Il étend les véritables bases du système des élections, car c'est les étendre que de les bien fonder.

Il met ou peut mettre entre les mains de la propriété, la plus rapprochée de celle à laquelle la Charte a donné le droit de concourir à la nomination des députés, celui de la préparer.

Il restreint ce droit à une portion d'individus nécessairement propriétaires, toujours ou presque toujours estimés du peuple de leurs arrondissements, parce que le plus grand nombre est près de lui, participe à ses charges, veille sur les intérêts des familles qui composent ce même peuple, secourt le pauvre qui en fait partie et tient dans la dépendance une autre portion à laquelle il confie ses terres à cultiver, son champ à défricher, son commerce à vivifier et à entretenir.

De là, Messieurs, point de jalousie de la part de ce peuple, point d'intrigue pour le conduire, point d'opposition, point de séduction, et une véritable représentation, composée de tous ceux qui sont vraiment appelés à concourir à la nomination des députés, par ceux à qui leur fortune commande de s'intéresser au salut de la chose publique, par ceux dont les lumières les mettent à même de juger ce qui est propre aux besoins de tous, et, par conséquent, de connaître et de nommer ceux qui s'en sont le plus occupés.

De là, enfin, cette pensée et ce mot si précieux : Ce sont nos députés et les députés de notre choix, puisque nous aurions pu tous ou presque tous l'être.

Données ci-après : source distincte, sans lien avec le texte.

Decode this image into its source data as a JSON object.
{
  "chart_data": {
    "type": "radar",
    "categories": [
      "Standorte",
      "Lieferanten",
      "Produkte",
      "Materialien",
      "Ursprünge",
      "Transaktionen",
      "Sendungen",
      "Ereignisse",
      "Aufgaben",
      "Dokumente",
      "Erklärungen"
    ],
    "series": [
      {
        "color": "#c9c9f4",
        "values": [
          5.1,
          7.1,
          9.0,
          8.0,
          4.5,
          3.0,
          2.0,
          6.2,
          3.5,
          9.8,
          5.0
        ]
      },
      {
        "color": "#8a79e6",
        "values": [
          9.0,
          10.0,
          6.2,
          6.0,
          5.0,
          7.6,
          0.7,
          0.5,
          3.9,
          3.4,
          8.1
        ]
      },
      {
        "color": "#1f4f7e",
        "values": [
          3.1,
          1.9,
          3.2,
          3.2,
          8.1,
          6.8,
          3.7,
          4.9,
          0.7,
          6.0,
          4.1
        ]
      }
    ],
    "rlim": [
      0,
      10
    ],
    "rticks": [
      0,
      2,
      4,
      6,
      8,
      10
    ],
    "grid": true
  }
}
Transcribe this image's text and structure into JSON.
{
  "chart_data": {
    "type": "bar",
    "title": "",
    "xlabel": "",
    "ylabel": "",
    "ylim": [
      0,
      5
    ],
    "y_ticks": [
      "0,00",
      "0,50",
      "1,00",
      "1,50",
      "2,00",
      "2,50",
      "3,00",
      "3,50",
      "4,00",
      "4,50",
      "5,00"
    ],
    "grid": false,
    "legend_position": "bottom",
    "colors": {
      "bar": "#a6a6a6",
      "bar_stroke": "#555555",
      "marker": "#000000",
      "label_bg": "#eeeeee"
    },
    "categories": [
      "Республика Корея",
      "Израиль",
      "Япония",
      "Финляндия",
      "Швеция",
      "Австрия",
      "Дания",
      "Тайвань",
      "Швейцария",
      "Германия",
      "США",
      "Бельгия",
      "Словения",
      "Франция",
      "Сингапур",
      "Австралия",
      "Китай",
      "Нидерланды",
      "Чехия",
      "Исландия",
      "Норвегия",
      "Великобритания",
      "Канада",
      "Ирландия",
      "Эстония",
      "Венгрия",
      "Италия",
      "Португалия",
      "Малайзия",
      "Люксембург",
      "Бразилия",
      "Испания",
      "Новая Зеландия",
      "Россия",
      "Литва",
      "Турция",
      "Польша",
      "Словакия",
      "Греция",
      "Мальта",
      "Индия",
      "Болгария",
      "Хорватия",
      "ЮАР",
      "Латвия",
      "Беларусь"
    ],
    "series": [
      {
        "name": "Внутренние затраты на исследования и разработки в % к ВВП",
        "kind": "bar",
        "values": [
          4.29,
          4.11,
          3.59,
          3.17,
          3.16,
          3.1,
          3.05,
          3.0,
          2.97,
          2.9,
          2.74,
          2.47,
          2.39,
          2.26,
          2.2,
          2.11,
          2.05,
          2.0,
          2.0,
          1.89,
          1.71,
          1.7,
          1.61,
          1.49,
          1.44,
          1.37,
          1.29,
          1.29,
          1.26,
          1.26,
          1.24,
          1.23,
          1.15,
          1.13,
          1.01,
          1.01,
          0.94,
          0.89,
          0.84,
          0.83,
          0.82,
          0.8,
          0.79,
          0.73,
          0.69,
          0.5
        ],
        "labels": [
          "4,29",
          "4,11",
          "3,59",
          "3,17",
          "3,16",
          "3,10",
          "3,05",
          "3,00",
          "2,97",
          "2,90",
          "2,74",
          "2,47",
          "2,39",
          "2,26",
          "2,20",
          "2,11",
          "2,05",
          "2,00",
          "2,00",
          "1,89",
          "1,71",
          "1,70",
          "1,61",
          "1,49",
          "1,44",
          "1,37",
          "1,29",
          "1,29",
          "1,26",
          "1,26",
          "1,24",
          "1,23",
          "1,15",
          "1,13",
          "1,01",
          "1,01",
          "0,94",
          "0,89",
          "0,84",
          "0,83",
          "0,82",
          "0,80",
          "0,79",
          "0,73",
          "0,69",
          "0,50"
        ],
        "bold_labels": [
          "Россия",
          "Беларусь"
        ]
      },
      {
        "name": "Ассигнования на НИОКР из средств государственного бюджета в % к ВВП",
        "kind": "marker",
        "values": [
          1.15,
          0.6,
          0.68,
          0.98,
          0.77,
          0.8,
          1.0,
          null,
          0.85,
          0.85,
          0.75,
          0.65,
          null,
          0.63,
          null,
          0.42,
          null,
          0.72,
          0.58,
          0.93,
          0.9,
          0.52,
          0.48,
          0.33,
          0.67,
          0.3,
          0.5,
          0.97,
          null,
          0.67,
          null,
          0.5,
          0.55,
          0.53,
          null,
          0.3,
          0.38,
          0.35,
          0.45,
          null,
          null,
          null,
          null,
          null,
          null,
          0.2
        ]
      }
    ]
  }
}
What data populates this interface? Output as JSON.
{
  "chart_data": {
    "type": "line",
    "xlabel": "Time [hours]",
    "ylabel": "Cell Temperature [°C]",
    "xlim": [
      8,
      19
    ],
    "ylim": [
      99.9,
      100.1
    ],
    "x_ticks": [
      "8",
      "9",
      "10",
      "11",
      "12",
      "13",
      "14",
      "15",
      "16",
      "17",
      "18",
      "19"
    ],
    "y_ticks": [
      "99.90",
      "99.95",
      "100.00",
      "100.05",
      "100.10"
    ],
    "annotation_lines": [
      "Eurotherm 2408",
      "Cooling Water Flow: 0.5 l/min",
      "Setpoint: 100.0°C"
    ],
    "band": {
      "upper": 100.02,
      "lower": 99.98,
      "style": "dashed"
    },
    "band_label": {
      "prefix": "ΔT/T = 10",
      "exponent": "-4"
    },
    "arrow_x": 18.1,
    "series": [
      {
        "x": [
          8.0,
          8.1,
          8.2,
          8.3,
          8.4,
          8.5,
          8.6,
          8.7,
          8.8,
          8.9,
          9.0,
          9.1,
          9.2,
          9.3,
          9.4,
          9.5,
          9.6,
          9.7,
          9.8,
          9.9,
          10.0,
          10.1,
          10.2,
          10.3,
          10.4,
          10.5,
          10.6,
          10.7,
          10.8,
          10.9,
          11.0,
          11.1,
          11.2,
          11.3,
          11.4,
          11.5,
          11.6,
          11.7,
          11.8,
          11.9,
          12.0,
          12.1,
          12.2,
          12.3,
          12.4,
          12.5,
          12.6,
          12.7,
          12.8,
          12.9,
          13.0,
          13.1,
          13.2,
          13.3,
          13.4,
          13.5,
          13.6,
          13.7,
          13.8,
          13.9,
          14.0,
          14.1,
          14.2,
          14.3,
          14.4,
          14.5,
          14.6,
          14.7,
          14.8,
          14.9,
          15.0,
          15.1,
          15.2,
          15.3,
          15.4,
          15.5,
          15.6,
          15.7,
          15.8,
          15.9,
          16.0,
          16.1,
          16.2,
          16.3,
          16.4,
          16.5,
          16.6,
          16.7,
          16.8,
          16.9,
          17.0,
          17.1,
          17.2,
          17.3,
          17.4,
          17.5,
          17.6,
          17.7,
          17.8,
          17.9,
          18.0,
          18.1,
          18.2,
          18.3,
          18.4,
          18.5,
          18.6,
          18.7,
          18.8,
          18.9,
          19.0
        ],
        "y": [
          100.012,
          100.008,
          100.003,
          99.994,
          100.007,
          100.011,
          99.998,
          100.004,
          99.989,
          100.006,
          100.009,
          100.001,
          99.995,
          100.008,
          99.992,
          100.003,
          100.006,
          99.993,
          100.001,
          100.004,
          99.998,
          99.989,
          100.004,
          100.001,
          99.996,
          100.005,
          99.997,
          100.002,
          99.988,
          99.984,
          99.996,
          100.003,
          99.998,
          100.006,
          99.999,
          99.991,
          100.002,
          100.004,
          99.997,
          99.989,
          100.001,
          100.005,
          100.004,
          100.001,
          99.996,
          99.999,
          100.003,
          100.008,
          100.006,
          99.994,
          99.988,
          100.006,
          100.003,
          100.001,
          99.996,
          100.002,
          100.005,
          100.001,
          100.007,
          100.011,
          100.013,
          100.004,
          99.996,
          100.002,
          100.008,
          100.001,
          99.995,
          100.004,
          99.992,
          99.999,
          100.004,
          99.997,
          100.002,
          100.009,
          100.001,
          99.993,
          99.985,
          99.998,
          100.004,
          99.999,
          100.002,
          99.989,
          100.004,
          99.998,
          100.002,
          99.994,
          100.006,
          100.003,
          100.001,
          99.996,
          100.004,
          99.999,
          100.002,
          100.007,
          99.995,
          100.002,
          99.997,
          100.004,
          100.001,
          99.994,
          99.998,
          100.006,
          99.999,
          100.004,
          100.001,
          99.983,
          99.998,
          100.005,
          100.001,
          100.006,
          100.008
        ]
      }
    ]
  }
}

Je ne me suis permis, Messieurs, de m'étendre sur le mérite du principe adopté hier, par la majorité de cette Assemblée, que pour vous faire sentir combien il est précieux de le maintenir.

Point de démocratie; il est temps et plus que temps que l'expérience nous convainque qu'elle n'est propre qu'à faire le malheur de ceux qui sont dupes de ses théories, dans lesquelles rentrent toutes celles qui tendent à une indépendance trop prononcée.

Point de despotisme de quelque espèce qu'il soit, parce que nous ne savons que trop qu'il conduit à tous les maux.

Reposons-nous dans le sein d'un gouvernement monarchique, qui nous promet d'être traités comme ses enfants, puisqu'il nous a déjà donné le meilleur des pères, et qui nous permet de l'aider dans sa marche, mais non de l'entraver.

Je reviens, Messieurs, aux objections qui peuvent être faites contre les moyens d'exécution de l'élection par les électeurs d'arrondissement, de ceux des colléges de département.

Toutes ces objections coulent sur la composition des colléges d'arrondissement, sur leur nombre, ou sur la tenue de ces colléges et sur leur durée.

Il n'est point de travail, quelque soigné qu'il soit, qui n'ait ses défauts, de loi qui n'ait ses imperfections, de moyen ses inconvénients.

Mais si le principe est bon ou le moins défectueux possible (et j'ai pour m'assurer qu'il est tel, la préférence qui lui a été accordée hier dans cette enceinte), je maintiens qu'il ne faut pas se laisser aller à la première impression que pourraient faire la vue des obstacles qui se rencontrent dans son exécution.

Et d'abord, s'il y a des colléges d'arrondissement, il faut les composer assez, mais pas trop nombreux, faciles à présider, surtout tels que

leurs opérations se terminent dans un temps donné et le plus court possible.

1° Ils doivent être assez, mais pas trop nombeux.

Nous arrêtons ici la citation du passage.